In 1875, Paterson and Edith Simcox became the first women delegates to the Trades Union Congress. At this and subsequent conferences, WPPL representatives promoted women's rights, arguing against barriers to women's employment. Elsewhere, the league opposed Thomas Burt and Henry Broadhurst's efforts to stop women from working at coal mines, aligning with the Personal Rights Association and the Liberty and Property Defence League in order to do so. From 1876, the union published a monthly journal, the Women's Union Journal. However, this consumed nearly half its funds, and it struggled to survive. In 1879, it faced a £90 debt, but most was covered by a collection organised by Stopford Brooke from his congregation.[2]

Paterson died in 1886, and the league was thereafter led by Emilia Dilke, who also contributed about £100 a year from her personal funds.[2]

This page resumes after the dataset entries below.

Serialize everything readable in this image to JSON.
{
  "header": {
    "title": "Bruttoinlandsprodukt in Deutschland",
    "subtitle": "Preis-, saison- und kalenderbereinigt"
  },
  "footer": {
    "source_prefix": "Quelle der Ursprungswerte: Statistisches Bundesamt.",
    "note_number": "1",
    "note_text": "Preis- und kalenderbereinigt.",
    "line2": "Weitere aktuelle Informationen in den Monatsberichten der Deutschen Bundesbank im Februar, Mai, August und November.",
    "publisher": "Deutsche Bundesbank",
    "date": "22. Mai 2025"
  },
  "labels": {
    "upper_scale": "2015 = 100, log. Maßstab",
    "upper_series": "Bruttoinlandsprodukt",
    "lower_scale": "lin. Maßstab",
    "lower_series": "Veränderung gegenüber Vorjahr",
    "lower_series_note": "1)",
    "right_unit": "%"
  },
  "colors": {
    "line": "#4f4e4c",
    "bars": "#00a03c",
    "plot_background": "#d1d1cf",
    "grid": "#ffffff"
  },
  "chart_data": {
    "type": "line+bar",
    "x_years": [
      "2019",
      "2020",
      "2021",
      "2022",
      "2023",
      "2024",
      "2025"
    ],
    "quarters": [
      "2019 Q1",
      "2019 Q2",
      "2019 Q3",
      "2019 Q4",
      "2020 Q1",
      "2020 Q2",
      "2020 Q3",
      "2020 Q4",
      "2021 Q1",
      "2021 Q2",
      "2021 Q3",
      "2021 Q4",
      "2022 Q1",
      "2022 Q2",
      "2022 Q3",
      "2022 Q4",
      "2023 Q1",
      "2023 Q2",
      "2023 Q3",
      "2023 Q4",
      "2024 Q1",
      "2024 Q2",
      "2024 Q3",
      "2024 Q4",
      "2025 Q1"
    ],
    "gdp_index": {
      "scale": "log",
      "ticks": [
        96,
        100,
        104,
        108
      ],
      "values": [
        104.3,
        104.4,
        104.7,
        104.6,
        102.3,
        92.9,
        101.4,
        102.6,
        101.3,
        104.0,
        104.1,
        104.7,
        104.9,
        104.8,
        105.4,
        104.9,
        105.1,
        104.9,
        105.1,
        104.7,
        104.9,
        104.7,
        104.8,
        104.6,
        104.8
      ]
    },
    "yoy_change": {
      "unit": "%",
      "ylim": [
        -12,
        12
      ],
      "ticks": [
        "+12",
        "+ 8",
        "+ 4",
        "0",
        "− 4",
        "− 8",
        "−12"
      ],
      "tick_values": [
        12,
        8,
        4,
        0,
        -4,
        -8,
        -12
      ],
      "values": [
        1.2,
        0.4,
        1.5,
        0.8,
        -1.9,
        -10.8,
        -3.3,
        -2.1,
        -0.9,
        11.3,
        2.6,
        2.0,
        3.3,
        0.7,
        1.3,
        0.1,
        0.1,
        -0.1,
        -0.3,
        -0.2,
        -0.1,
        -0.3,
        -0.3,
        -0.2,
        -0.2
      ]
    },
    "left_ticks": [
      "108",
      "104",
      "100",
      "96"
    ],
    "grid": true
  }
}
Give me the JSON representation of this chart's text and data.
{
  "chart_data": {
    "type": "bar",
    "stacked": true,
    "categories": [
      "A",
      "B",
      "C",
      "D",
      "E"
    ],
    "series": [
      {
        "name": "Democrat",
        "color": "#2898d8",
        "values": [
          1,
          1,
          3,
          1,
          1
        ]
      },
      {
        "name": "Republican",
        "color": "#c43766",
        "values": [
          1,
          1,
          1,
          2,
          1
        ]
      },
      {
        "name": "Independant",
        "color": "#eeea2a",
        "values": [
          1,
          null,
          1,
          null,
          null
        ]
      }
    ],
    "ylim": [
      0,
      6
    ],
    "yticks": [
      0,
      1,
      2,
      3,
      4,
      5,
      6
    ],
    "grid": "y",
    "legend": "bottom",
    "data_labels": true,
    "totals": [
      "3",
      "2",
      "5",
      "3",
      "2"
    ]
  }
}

The league took an interest in working conditions for children. It formed a committee to look at the role of wage earning children and to advise on reform. Members included feminist Jane Brownlow, socialist Margaret Macdonald and Ruth Homan.[3]

References

  1. Gordon, Peter; Doughan, David (2001). "Women's Trade Union League". Dictionary of British Women's Organisations, 1825–1960. London & Portland, Or.: Woburn Press. pp. 184–5. ISBN 0-7130-0223-9.
  2. 1 2 3 4 5 Norbert Soldon, Women in British Trade Unions: 1874-1976, pp.11-26
  3. Jane Martin, ‘Brownlow , Jane Macnaughton Egerton (1854/5–1928)’, Oxford Dictionary of National Biography, Oxford University Press, 2004; online edn, May 2007 accessed 16 Nov 2017

Further reading

  • Christine Bolt (2014). The Women's Movements in the United States and Britain from the 1790s to the 1920s. Routledge. p. 359.
  • Jacoby, Robin Miller. "Feminism and Class Consciousness in the British and American Women's Trade Union Leagues, 1890-1925." in Liberating Women's History ed. Berenice Carroll (University of Illinois Press, 1976) pp: 137-60.